This is an excerpt from the Second Quarter 2012 edition of the Wind Program R&D Newsletter.

With the completion of a flow distortion study, a first stage-gate has been passed in the Wind Program's evaluation of the Chesapeake Light Tower for possible use as a reference facility for offshore renewable energy. Such a facility does not currently exist in U.S. waters and is needed to validate new technologies for resource assessment and to support research and development to advance offshore wind and marine and hydrokinetic (MHK) energy. The Chesapeake Light Tower stands in open water approximately 13 miles east of Virginia Beach.

The centerpiece of the potential reference facility will be a new meteorological mast that extends to approximately 100 m above the sea surface. This is roughly hub height for wind turbines that are expected to be deployed offshore. The mast will include devices to measure winds and turbulence at multiple heights. It will also include other supplemental meteorological measurements. The plan is to affix the mast to the existing light tower to cost-effectively take advantage of the existing foundation.

With the light tower similar in profile to offshore oil platforms, one concern was whether its bulky cross section would disturb the wind blowing around it so that measurements on the mast would have unacceptable errors. It was not practical to make detailed wind measurements around the tower, therefore the Energy Department's Pacific Northwest National Laboratory (PNNL) managed a computational fluid dynamics modeling study executed by DNV Renewables that used a very high resolution numerical technique to examine how much and where the wind is deflected as it blows past the light tower structure. This method used architectural drawings of the tower to construct a numerical solid model of the light tower. This was placed, numerically, within a computational grid made up of closely spaced points in all three dimensions. As the wind blew (in the model) around the tower, its value was calculated at each of the grid points to provide a detailed assessment of the tower's effect.

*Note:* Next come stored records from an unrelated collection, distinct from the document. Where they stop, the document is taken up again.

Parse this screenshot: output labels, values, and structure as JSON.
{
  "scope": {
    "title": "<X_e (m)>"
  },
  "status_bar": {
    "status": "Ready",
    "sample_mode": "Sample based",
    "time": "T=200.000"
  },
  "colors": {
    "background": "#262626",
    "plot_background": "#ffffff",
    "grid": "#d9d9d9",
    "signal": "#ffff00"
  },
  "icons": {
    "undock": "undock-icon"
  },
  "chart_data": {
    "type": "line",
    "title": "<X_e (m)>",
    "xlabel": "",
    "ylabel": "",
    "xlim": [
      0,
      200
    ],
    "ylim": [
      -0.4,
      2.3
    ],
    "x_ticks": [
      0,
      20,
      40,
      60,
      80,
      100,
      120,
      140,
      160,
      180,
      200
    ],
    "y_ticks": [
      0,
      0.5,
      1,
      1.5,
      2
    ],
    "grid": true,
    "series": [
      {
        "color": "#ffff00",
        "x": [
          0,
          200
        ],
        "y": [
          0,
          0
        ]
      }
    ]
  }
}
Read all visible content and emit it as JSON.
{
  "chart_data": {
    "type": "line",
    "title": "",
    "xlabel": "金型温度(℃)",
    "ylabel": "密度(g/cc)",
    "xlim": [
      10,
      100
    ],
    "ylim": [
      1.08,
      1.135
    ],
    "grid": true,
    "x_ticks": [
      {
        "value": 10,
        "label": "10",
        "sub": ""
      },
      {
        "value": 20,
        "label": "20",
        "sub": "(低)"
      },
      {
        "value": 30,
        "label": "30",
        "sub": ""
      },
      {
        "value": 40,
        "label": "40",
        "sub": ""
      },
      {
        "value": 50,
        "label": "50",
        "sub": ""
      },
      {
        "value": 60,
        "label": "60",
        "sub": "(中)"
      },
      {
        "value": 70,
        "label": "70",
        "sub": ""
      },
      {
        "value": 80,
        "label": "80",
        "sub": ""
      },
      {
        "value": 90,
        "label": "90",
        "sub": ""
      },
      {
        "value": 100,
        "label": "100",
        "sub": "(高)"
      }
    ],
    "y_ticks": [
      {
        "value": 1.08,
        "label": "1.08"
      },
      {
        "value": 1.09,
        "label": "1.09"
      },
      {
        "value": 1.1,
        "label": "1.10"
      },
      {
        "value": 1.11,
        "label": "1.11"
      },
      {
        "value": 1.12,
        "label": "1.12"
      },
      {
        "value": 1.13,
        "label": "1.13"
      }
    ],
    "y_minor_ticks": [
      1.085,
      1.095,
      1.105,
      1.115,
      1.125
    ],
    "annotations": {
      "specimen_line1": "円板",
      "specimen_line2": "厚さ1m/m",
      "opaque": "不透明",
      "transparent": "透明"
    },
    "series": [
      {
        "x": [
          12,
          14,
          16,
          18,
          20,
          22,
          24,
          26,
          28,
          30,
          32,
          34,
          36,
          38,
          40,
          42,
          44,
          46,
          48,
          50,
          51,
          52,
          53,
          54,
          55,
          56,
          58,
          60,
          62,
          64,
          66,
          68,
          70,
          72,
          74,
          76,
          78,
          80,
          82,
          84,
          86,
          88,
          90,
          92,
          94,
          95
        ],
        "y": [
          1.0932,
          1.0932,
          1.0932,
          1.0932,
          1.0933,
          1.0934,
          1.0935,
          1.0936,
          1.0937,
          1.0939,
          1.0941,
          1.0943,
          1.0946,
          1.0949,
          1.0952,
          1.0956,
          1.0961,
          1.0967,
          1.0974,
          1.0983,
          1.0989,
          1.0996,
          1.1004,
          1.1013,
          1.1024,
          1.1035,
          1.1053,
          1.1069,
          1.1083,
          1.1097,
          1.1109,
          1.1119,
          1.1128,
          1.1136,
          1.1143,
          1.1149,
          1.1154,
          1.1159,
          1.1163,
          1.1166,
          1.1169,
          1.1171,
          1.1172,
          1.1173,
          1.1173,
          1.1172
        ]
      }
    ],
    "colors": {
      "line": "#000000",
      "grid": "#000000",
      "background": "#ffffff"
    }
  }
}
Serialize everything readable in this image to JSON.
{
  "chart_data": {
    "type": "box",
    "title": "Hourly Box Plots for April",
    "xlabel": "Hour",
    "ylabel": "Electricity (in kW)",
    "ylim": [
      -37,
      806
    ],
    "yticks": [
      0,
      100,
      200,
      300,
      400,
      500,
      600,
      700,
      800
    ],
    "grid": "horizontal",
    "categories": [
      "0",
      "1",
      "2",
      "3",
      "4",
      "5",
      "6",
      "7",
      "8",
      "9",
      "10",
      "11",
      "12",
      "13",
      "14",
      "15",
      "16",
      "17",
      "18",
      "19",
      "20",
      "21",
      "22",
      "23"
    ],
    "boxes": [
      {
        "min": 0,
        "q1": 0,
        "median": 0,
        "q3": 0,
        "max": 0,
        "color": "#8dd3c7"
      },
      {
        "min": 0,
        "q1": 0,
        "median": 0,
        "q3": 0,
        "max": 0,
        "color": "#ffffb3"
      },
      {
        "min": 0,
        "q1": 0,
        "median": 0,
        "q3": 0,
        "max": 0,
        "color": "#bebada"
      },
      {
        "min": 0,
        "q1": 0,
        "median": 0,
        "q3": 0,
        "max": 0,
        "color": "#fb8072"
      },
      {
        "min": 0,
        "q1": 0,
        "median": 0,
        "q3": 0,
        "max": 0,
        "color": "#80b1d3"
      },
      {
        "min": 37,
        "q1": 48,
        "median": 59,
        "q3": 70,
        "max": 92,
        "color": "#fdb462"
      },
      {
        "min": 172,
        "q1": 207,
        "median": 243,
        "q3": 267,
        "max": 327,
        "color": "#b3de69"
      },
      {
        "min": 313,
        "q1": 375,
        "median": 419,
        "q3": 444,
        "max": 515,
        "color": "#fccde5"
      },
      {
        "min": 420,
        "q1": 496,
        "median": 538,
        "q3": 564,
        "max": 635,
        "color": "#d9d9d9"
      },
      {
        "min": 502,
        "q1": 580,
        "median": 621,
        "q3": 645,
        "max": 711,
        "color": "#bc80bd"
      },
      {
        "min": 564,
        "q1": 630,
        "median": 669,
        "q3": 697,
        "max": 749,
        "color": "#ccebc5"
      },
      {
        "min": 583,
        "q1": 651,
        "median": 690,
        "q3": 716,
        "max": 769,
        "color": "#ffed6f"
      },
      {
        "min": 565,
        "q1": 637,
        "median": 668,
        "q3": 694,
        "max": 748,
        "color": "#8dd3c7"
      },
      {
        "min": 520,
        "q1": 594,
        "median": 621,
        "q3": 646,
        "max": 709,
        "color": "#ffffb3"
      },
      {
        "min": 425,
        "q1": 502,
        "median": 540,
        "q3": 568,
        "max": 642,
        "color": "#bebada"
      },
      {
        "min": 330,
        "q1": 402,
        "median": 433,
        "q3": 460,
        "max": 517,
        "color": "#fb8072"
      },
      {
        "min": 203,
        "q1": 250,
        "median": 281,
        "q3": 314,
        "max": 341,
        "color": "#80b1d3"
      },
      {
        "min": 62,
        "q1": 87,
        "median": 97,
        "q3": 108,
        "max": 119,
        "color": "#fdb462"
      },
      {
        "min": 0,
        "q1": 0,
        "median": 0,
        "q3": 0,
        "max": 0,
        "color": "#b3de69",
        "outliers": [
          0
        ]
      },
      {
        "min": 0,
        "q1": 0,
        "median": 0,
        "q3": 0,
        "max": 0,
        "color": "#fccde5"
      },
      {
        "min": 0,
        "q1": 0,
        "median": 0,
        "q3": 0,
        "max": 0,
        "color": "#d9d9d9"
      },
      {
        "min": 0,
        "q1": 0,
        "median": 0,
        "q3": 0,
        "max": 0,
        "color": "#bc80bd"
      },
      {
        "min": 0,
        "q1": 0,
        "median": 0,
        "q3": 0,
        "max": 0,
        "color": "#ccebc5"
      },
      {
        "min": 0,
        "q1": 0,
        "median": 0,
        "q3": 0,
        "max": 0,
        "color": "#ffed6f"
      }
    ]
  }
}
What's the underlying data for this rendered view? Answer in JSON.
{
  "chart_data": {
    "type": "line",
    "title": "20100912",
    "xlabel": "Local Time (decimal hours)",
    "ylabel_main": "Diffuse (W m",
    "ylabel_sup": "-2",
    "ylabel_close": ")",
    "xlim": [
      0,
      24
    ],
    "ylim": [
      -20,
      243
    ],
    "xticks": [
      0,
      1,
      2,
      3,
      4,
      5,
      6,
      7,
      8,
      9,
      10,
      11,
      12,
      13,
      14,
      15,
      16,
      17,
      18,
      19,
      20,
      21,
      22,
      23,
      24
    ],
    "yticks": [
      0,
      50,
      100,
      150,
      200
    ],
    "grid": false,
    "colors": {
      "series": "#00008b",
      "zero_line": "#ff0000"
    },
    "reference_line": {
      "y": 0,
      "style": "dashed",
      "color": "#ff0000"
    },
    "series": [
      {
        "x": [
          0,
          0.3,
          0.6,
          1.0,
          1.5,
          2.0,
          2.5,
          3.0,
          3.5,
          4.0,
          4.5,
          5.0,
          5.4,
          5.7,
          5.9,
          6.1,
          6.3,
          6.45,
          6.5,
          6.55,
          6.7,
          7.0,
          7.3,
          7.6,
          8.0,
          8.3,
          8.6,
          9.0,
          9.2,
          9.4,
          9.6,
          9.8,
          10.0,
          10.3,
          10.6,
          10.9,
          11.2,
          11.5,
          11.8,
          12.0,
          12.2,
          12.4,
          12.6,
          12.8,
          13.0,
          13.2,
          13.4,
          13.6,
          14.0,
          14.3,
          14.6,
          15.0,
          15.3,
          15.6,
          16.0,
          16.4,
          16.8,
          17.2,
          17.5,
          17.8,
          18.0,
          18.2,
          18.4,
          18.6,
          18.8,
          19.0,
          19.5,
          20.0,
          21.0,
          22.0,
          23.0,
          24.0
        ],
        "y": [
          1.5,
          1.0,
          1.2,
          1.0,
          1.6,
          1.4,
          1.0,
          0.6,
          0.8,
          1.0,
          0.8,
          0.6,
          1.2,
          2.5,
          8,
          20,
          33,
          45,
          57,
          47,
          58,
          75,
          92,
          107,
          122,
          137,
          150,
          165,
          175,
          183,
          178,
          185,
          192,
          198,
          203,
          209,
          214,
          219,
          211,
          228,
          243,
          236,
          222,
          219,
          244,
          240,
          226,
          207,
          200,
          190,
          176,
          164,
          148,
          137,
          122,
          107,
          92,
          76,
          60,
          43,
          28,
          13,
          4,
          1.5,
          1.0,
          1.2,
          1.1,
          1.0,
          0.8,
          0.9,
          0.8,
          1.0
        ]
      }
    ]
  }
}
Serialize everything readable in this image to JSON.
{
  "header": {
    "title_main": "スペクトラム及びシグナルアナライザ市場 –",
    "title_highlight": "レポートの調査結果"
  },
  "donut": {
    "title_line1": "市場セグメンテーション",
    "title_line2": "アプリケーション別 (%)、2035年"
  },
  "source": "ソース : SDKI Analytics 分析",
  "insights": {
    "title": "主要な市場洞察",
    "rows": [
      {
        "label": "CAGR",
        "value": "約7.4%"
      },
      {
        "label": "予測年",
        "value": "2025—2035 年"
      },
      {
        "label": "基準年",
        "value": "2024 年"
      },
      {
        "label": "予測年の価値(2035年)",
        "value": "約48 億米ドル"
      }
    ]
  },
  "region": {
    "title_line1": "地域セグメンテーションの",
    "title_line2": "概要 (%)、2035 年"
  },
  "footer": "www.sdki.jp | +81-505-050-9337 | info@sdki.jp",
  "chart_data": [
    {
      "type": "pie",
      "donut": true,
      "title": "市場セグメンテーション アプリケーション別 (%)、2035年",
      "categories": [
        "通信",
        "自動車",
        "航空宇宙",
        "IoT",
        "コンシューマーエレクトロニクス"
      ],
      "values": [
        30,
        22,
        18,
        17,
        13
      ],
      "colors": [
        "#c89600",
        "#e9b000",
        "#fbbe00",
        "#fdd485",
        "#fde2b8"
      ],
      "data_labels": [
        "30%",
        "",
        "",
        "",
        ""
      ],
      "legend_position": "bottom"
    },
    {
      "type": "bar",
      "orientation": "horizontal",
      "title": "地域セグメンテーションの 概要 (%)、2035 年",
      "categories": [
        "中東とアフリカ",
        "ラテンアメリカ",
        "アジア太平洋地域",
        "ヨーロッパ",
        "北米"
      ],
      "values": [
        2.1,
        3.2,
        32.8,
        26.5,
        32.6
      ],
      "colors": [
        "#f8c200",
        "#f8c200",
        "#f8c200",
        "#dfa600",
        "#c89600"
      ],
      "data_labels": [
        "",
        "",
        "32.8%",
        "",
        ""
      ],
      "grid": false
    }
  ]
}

The study showed, as expected, that for typical meteorological conditions offshore, wind speeds and directions are strongly affected in the immediate vicinity of the structure. Wake effects are pronounced for several hundred meters downwind as well. However, the study also shows that there should be little effect on the existing structure at heights of 50 m and higher above the sea surface. Moreover, disturbance of the wind does not extend far from the light tower in the crosswind directions. This is good news for the proposed use of the tower as a reference facility. It means that new technologies such as floating lidars could be placed for validation close to a meteorological mast on the tower. It also means that it is feasible to take advantage of an existing structure to greatly reduce the cost of an offshore reference facility.